Boulevard of broken dreams.
The Great Gatsby (2013) is a brashly kinetic adaptation of a literary landmark. Filled with flaws of taste, it nonetheless has a primal power, balancing F. Scott Fitzgerald's lyricism with a eurotrash sensibility. Baz Luhrmann's direction goes beyond realism—beyond hyperrealism, even—into a garishly ornate romanticism, a jewel-encrusted, stylized vision of the 1920s as distant from reality as a fairy tale. Luhrmann makes the florid hysteria of Ken Russell (The Devils, The Music Lovers, Savage Messiah) seem tranquil by comparison. But Fitzgerald's poignancy and homespun longing elevate this movie above Russell's emotional barrenness.

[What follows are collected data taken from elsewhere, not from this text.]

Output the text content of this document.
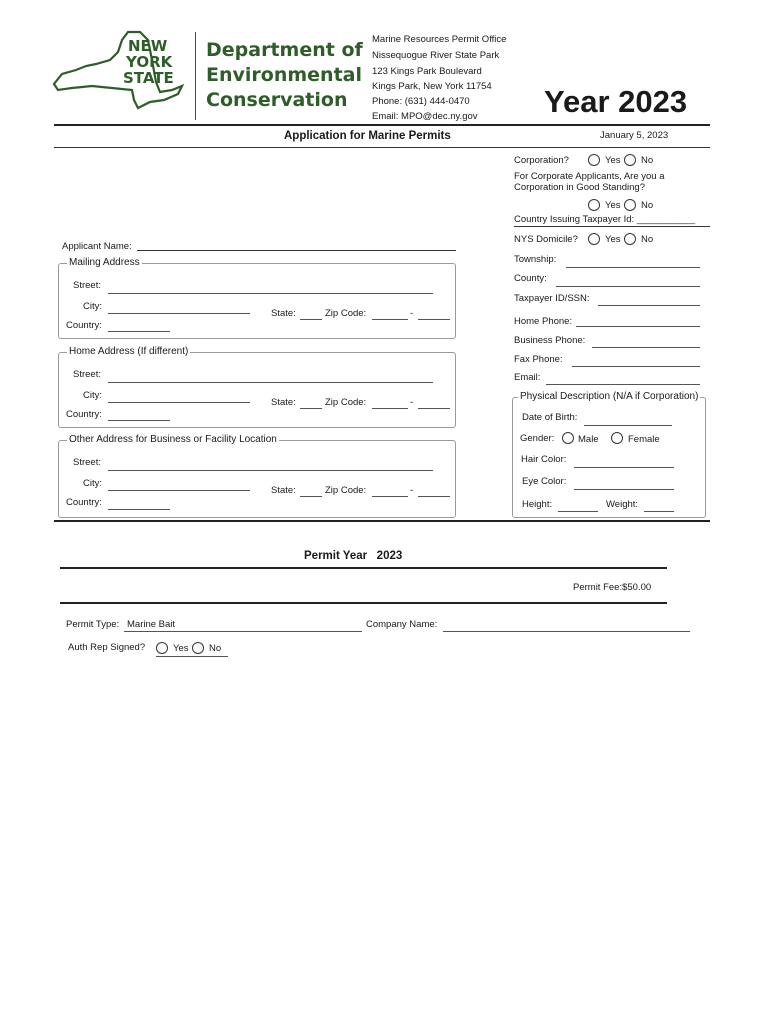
NEW
YORK
STATE
Department of
Environmental
Conservation
Marine Resources Permit Office
Nissequogue River State Park
123 Kings Park Boulevard
Kings Park, New York 11754
Phone: (631) 444-0470
Email: MPO@dec.ny.gov Year 2023
Application for Marine Permits	January 5, 2023
Corporation?	Yes No
For Corporate Applicants, Are you a
Corporation in Good Standing?
Yes No
Country Issuing Taxpayer Id: ___________
NYS Domicile?	Yes No
Township:
County:
Taxpayer ID/SSN:
Home Phone:
Business Phone:
Fax Phone:
Email:
Physical Description (N/A if Corporation)
Date of Birth:
Gender: Male	Female
Hair Color:
Eye Color:
Height:	Weight:
Applicant Name:
Mailing Address
Street:
City:
State:	Zip Code:	-
Country:
Home Address (If different)
Street:
City:
State:	Zip Code:	-
Country:
Other Address for Business or Facility Location
Street:
City:
State:	Zip Code:	-
Country:
Permit Year   2023
Permit Fee:$50.00
Permit Type: Marine Bait	Company Name:
Auth Rep Signed?	Yes No
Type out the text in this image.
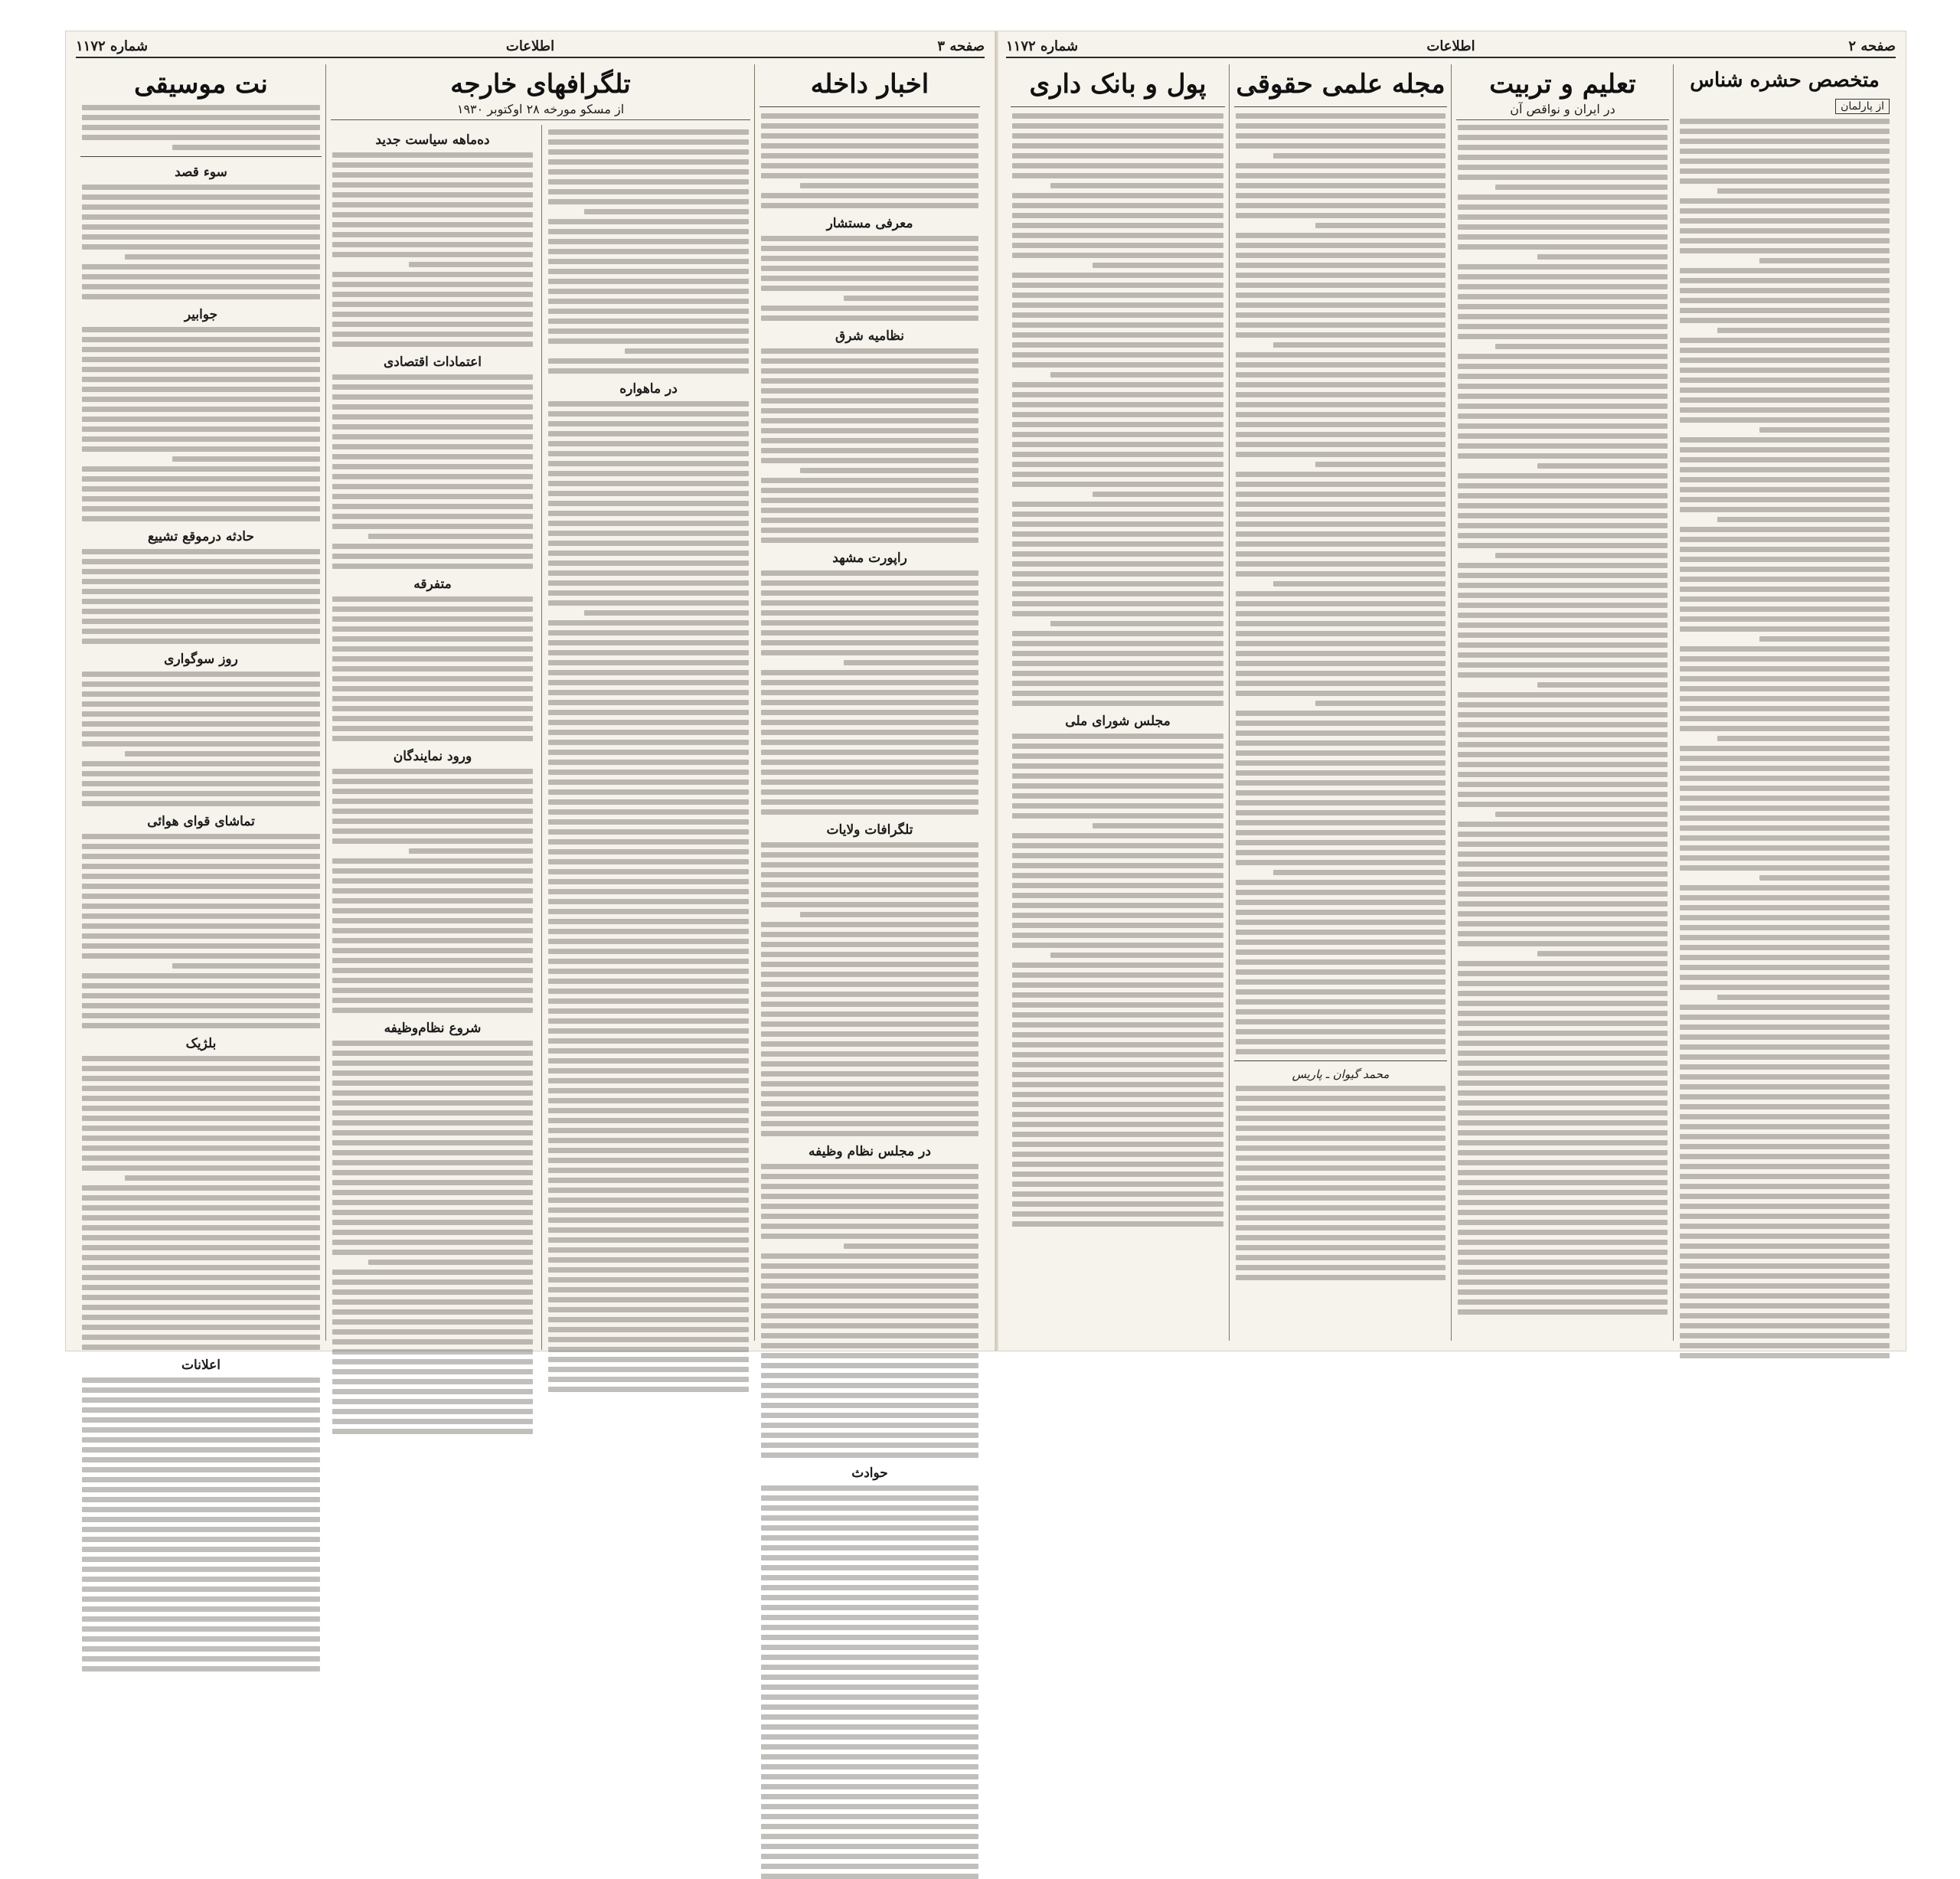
صفحه ۲
اطلاعات
شماره ۱۱۷۲
متخصص حشره شناس
از پارلمان
تعلیم و تربیت
در ایران و نواقص آن
مجله علمی حقوقی
محمد گیوان ـ پاریس
پول و بانک داری
مجلس شورای ملی
صفحه ۳
اطلاعات
شماره ۱۱۷۲
اخبار داخله
معرفی مستشار
نظامیه شرق
راپورت مشهد
تلگرافات ولایات
در مجلس نظام وظیفه
حوادث
تلگرافهای خارجه
از مسکو مورخه ۲۸ اوکتوبر ۱۹۳۰
در ماهواره
ده‌ماهه سیاست جدید
اعتمادات اقتصادی
متفرقه
ورود نمایندگان
شروع نظام‌وظیفه
نت موسیقی
سوء قصد
جوابیر
حادثه درموقع تشییع
روز سوگواری
تماشای قوای هوائی
بلژیک
اعلانات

Except for Leonardo DiCaprio (who's looking a little pudgy around the jowls), the cast was too tightly controlled by the iron-clamp production to be able to create human beings with believable idiosyncrasies—the kind of imperfections that allow a performance to breathe. The actors are largely props in marvelously explosive tableaus (New York looks like a Jules Verne creation, and the Art Deco mansions are steely, cartoonish Studio 54s). DiCaprio is able to do more than adopt Jazz Age poses. He navigates the mega-technology and whiz-bang camera successfully, and he steals a great many scenes (except perhaps those with his gorgeous Duesenberg, whose shimmering yellow coat of paint mirrors Gatsby's tailored suit). Gatsby's self-made man (in post-Horatio-Alger America—serendipitously mentored, financed, and launched) pulls you in deeply enough that you're fixated on the boulevard-of-broken-dreams corrupted hope theme, which could be the green light of our collective movie past.